All three forms flow through the same middleware and guardrail pipeline. See Events and Tool Runtimes for the full capability surface.
The Value Pipeline
Parameters are the structured inputs a capability expects at invocation time. How they are provided depends on context:
- For tool actions, parameters are generated by the LLM when it decides to invoke the action. They can also be injected deterministically via a binding, bypassing the LLM entirely.
- For tool events, all root tool parameters are available as
parameters.*inside the event'sreceive.filterCEL expression, so the tool author can use them to scope which events are routed. Parameters with a binding are hidden from the LLM and have their allow list entry sealed — making them reliable for use in filters.require_binding: trueis a tool-side validation constraint that ensures the agent must provide a binding. - For agents, parameters define the structured input the agent accepts from its caller. The
messagekey is a well-known parameter that carries the conversational content and MUST be present on every input — either provided explicitly or resolved from a schema default.
Settings are a separate category: static, operator-configured values declared in a tool manifest — API keys, base URLs, environment-specific configuration. They are never exposed to the LLM and never generated by it. Settings apply only to tools; agents do not have settings.
Bindings are expressions evaluated against trusted task context that supply parameter values without LLM involvement. They are the mechanism that keeps security-critical values — user identities, account references, resource paths — out of model-generated input. See Bindings and Parameter Pipeline.
Middleware and Guardrails
The concept of a guardrail in most platforms means running a prompt or response through an LLM-based content filter — probabilistic checks with no access to what happened earlier in a conversation. Common Agents guardrails are a fundamentally different thing: deterministic, logic-driven policy steps that can reference the full task context. They know what the user sent, what the agent has already done, which actions were invoked, and what the results were.
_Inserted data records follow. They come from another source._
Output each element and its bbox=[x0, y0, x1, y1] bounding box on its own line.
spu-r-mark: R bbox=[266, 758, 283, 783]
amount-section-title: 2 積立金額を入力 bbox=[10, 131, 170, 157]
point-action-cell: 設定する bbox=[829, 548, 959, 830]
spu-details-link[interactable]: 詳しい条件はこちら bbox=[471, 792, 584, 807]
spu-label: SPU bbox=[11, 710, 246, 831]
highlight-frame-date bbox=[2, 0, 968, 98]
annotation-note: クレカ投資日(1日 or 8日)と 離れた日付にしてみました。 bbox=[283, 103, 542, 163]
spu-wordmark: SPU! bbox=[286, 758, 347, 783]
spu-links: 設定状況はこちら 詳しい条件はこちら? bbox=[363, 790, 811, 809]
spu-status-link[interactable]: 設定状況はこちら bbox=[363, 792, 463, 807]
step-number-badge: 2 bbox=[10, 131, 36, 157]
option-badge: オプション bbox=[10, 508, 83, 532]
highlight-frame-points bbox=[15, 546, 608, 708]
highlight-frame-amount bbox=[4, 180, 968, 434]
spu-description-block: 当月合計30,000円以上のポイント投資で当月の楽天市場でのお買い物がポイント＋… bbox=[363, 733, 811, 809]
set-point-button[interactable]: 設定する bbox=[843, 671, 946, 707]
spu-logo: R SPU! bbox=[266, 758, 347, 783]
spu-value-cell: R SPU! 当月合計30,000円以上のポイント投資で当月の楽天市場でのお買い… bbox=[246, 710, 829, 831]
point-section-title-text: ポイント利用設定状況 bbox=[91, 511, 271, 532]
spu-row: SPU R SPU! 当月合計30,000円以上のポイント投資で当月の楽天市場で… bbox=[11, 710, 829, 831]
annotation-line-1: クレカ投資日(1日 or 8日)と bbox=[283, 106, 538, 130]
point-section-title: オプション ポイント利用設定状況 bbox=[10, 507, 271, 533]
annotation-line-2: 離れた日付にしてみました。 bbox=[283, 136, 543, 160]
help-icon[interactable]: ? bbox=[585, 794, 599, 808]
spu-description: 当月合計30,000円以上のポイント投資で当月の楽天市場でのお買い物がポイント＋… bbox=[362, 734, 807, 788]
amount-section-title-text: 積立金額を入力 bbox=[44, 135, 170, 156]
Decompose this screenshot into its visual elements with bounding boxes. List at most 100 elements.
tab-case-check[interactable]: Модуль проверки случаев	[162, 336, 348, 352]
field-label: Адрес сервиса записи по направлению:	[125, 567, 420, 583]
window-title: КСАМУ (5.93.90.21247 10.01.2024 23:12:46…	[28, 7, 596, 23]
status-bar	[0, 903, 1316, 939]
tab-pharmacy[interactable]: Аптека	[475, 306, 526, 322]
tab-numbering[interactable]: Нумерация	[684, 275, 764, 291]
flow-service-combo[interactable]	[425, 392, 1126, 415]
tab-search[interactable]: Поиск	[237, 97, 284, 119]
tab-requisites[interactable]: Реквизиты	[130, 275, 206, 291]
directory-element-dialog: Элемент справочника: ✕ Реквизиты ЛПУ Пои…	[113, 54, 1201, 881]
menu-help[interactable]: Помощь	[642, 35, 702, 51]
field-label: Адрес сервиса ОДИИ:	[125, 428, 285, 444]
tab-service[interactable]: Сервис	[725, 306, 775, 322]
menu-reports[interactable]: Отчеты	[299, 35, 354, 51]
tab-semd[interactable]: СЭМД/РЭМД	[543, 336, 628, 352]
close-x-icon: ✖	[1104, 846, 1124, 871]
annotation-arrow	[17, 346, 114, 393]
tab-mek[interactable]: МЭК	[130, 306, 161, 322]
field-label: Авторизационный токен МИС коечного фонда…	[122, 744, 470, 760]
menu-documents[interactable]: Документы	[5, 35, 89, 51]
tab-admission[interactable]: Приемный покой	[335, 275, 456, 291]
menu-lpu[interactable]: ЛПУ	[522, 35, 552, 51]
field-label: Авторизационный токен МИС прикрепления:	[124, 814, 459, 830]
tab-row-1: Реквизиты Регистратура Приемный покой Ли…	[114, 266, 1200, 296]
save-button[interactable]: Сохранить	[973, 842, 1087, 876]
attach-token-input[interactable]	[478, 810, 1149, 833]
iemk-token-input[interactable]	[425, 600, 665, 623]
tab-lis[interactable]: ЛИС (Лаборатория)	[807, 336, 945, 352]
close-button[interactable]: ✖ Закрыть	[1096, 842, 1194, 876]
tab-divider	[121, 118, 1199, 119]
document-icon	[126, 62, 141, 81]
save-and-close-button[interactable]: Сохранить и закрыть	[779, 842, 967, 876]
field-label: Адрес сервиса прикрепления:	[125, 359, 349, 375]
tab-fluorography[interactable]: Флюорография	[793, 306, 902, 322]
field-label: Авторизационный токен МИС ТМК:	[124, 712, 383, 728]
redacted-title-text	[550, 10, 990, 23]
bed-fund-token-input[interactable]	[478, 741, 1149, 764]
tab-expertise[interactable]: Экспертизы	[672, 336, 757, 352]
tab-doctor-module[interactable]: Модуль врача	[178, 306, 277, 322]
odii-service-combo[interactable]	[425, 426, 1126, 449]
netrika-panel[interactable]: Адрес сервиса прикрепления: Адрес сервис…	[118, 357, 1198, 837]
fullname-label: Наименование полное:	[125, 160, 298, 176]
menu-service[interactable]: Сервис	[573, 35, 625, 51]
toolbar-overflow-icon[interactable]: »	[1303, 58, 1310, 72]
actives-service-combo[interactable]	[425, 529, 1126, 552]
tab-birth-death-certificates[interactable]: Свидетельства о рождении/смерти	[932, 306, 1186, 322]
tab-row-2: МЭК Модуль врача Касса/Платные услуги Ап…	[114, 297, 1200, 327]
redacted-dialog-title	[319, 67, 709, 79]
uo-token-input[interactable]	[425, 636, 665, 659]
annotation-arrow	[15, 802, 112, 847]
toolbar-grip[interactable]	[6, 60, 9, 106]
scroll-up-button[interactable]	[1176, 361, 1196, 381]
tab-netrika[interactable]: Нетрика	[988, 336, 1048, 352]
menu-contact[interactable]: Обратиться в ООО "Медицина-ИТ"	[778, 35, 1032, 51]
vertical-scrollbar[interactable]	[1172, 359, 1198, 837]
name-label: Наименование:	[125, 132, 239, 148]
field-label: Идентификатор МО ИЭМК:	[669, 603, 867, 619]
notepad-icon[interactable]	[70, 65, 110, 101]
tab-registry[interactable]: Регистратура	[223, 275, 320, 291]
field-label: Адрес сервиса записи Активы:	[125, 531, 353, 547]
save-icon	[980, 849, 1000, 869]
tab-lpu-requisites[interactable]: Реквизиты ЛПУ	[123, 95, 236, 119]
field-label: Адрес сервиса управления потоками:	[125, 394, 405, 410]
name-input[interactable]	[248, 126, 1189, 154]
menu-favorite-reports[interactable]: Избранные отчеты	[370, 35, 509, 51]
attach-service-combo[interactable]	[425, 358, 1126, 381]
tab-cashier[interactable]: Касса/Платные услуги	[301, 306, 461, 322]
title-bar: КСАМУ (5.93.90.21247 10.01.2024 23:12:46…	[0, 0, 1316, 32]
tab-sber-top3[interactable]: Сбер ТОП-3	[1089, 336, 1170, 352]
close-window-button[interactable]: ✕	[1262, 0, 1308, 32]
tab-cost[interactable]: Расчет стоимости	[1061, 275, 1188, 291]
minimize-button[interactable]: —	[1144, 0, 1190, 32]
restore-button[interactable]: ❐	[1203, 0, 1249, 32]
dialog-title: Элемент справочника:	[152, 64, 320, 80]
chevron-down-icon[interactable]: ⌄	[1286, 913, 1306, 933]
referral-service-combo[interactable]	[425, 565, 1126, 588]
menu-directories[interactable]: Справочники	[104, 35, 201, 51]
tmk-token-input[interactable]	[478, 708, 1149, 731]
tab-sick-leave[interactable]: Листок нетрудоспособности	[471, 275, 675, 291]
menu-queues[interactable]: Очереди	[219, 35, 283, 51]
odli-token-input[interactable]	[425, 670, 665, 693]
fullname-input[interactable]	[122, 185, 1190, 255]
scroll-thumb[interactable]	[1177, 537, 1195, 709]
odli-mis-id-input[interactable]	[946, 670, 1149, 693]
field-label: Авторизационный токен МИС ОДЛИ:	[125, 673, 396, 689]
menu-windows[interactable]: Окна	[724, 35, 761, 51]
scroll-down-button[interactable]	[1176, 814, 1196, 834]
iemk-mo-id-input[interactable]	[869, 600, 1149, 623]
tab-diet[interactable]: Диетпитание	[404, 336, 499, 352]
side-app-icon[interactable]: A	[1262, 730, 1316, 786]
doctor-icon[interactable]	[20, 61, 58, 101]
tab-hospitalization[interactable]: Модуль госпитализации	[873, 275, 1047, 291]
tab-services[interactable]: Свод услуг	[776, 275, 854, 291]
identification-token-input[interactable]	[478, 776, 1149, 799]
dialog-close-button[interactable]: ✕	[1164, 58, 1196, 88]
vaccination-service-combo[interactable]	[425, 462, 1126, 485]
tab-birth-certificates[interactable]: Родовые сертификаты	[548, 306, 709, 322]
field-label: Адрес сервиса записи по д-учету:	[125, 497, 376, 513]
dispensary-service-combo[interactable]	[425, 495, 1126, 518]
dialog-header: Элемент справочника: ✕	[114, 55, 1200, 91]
In Common Agents, guardrails are applied at the agent's conversational boundary — validating input from the caller and output back to the caller, across the entire conversation. Middleware is the same mechanism applied to individual capability invocations. Both support the same step types, the same context access, and the same deterministic logic. The only difference is where they are applied.
See Middleware for the full step specification.
Expressions
The specification uses two expression mechanisms with a clear distinction between them.
Some fields support {...} interpolation — curly braces embed a value from a known root into the surrounding string at execution time:
url: "https://api.example.com/users/{parameters.user_id}"
headers:
Authorization: "Bearer {settings.api_key}"
Expression fields — middleware assertions, binding values, guardrail conditions, transforms, event receive.filter — take a CEL expression directly as the field value, with no surrounding string to interpolate into. The entire field is evaluated as logic:
assert: "context.capabilities.fetch_ticket.count_successful > 0"
The difference is in the field type. Interpolation-capable fields use {...} to embed a reference into a string; expression fields are pure CEL. See CEL Reference.